İçeriğe geçmek için "Enter"a basın

Benzerlikler

OKUMA NOTLARI 10.06.2010
Halil Berktay
Benzerlikler

Biri yetmedi; bu da ikinci parentez oluyor. İlki, bir Kuzey Kore – İsrail karşılaştırmasıydı. Şimdiki, İsrail milliyetçiliğine (Siyonizm), Türk milliyetçiliğine ve Kürt milliyetçiliğine dair bir karşılaştırma. Hani tam, Çetin Altan’ın köşe başlığıyla “şeytanın gör dediği” türden.

Baştan başlayalım: ABD ve Avrupa’nın tüm dengecilik manevralarına, Atatürkçülerin “ama olmadı şimdi” yollu şikâyetlerine (ve protesto mitinglerinin İslâmî atmosferinin tırmandırdığı irtica korkusuna), Fethullah Gülen’in İsrail’den izin alınmalıydı şeklindeki görüşüne (ve bunu Bülent Arınç’ın doğru bulmasına), ya da İsrail şimdi bize neler neler yapacak türü endişelere karşın… ben İsrail komandolarının vahşetine karşı çıkmakla kalmıyor; başlangıçtaki eylemi, yani Gazze için toplanan yardımın gemilerle gönderilmesi ve ablukayı kırma denemesini de doğru buluyor ve destekliyorum.

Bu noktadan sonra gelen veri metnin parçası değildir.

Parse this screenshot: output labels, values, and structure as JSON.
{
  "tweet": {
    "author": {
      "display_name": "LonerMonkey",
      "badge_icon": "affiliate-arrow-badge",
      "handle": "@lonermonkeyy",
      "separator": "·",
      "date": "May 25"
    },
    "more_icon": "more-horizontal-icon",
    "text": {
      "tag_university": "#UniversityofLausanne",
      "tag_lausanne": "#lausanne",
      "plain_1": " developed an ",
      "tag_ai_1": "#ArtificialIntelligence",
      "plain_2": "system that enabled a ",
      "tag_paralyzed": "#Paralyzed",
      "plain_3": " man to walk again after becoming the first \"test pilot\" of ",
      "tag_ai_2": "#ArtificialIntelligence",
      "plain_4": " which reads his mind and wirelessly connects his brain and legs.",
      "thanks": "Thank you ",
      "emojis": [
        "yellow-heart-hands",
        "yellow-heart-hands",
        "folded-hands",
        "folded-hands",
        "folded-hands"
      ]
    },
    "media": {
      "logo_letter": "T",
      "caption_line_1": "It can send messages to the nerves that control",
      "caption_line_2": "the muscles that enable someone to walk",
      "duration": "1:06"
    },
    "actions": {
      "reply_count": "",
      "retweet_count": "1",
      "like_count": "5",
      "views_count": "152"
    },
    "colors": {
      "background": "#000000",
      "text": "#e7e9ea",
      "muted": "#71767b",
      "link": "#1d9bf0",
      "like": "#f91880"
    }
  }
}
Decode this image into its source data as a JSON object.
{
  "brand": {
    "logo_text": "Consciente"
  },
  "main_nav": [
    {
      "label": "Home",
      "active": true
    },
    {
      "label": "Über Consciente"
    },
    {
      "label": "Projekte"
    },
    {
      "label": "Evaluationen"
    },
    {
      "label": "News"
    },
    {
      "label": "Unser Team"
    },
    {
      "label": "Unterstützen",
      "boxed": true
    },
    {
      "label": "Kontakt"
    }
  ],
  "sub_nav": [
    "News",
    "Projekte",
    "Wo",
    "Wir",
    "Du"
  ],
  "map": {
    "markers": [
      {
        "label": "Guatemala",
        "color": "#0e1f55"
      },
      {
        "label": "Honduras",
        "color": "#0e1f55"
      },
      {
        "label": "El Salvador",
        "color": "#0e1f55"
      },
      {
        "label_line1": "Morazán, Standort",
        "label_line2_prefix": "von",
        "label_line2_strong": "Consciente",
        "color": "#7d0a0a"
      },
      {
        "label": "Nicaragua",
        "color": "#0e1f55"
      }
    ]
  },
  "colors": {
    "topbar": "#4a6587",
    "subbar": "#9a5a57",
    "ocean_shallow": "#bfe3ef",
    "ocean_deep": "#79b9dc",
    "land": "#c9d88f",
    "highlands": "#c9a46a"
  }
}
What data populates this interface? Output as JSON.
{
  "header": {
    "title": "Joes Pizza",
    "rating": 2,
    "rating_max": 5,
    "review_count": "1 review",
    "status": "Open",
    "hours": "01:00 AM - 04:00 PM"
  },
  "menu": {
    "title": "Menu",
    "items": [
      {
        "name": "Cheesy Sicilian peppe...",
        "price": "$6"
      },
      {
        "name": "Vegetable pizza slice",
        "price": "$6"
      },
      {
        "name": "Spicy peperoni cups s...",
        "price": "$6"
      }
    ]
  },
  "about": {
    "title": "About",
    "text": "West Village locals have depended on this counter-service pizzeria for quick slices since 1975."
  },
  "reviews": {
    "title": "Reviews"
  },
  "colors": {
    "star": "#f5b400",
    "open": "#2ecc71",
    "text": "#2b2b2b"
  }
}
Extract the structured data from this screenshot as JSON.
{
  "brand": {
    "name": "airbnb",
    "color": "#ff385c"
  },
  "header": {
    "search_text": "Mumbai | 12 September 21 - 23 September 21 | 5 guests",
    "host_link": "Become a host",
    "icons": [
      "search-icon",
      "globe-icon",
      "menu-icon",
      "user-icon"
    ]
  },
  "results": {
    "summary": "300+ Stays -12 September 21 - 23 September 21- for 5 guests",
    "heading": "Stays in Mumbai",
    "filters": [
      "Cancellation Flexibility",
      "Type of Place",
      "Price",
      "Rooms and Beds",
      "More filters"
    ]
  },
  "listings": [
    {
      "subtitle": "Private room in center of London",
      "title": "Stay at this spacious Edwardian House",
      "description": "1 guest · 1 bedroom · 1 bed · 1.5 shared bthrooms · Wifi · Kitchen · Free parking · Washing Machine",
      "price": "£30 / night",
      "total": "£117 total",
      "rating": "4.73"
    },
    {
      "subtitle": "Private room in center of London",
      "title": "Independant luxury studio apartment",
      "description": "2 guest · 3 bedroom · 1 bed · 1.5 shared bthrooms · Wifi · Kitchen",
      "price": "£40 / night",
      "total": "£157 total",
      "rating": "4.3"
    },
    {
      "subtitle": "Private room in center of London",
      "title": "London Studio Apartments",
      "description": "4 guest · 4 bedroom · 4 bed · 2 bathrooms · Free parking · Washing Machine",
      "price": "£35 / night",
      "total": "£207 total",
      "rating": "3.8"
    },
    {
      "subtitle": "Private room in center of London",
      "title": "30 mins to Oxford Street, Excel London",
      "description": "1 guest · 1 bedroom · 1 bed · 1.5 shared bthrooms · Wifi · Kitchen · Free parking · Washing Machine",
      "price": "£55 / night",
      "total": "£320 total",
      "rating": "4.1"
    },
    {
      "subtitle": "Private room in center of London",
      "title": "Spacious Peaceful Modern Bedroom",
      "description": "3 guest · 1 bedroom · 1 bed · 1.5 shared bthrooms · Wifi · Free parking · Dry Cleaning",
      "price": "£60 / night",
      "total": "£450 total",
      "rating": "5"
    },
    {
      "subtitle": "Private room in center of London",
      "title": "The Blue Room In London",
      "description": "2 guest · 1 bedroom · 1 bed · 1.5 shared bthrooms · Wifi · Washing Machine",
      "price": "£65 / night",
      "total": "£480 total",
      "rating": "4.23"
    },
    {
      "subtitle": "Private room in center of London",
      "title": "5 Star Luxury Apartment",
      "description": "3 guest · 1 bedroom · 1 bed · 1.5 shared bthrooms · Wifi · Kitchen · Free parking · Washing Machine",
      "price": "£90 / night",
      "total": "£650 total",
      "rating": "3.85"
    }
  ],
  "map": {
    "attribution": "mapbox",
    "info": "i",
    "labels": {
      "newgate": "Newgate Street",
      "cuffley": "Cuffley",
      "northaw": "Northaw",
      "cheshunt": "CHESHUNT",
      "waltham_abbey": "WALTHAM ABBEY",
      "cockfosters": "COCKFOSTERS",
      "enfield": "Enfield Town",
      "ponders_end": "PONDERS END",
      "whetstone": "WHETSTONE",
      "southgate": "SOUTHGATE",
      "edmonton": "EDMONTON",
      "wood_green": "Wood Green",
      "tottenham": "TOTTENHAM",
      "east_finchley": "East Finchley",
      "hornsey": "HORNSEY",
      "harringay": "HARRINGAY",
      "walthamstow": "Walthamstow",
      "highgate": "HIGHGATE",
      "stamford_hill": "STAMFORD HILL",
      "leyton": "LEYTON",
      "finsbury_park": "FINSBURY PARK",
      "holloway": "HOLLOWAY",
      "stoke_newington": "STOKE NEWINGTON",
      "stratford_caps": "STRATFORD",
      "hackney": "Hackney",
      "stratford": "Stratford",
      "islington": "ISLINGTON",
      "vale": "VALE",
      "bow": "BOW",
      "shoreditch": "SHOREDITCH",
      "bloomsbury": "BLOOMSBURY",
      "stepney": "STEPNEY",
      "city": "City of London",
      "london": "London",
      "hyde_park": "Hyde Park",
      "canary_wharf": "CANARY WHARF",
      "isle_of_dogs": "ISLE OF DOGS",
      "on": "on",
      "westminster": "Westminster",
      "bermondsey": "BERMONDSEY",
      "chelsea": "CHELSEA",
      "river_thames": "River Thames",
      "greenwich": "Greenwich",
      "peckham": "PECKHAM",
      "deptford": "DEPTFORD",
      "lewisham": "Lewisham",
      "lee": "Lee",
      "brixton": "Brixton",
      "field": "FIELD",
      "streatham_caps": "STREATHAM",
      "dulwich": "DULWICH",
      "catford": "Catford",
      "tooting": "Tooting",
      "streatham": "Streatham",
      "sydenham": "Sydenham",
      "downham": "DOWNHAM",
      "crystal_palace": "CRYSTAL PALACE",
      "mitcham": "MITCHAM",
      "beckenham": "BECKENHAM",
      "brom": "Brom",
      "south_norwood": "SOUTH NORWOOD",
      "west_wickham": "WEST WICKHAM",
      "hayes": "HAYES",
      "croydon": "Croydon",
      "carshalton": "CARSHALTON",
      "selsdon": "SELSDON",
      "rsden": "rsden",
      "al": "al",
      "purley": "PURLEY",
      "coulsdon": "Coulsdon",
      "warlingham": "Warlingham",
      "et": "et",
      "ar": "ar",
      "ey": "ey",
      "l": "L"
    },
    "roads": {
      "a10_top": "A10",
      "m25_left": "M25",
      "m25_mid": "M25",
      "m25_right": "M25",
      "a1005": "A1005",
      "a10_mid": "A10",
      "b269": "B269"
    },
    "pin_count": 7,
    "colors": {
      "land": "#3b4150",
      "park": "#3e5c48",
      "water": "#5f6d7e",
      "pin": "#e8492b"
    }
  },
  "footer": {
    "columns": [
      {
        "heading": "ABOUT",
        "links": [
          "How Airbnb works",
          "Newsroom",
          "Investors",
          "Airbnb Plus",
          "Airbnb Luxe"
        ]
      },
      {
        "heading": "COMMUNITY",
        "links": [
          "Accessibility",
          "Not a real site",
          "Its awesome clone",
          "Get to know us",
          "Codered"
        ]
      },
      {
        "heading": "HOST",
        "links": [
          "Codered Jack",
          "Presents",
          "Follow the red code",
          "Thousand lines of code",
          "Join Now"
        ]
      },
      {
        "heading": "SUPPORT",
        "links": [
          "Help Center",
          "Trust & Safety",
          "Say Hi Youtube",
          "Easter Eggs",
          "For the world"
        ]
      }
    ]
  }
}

Genel ve soyut bir anti-emperyalizmi Solun bunaklık hastalığı olarak gördüğümü defalarca yazdım, söyledim. Buna karşı, somut, spesifik, seçici bir anti-emperyalizmi savundum. İyi bir örnek, ABD’nin kitle imha silâhları bahanesiyle (yalanıyla) giriştiği Irak saldırısıydı. Son Gazze olayı, daha da iyi bir örnek sunuyor.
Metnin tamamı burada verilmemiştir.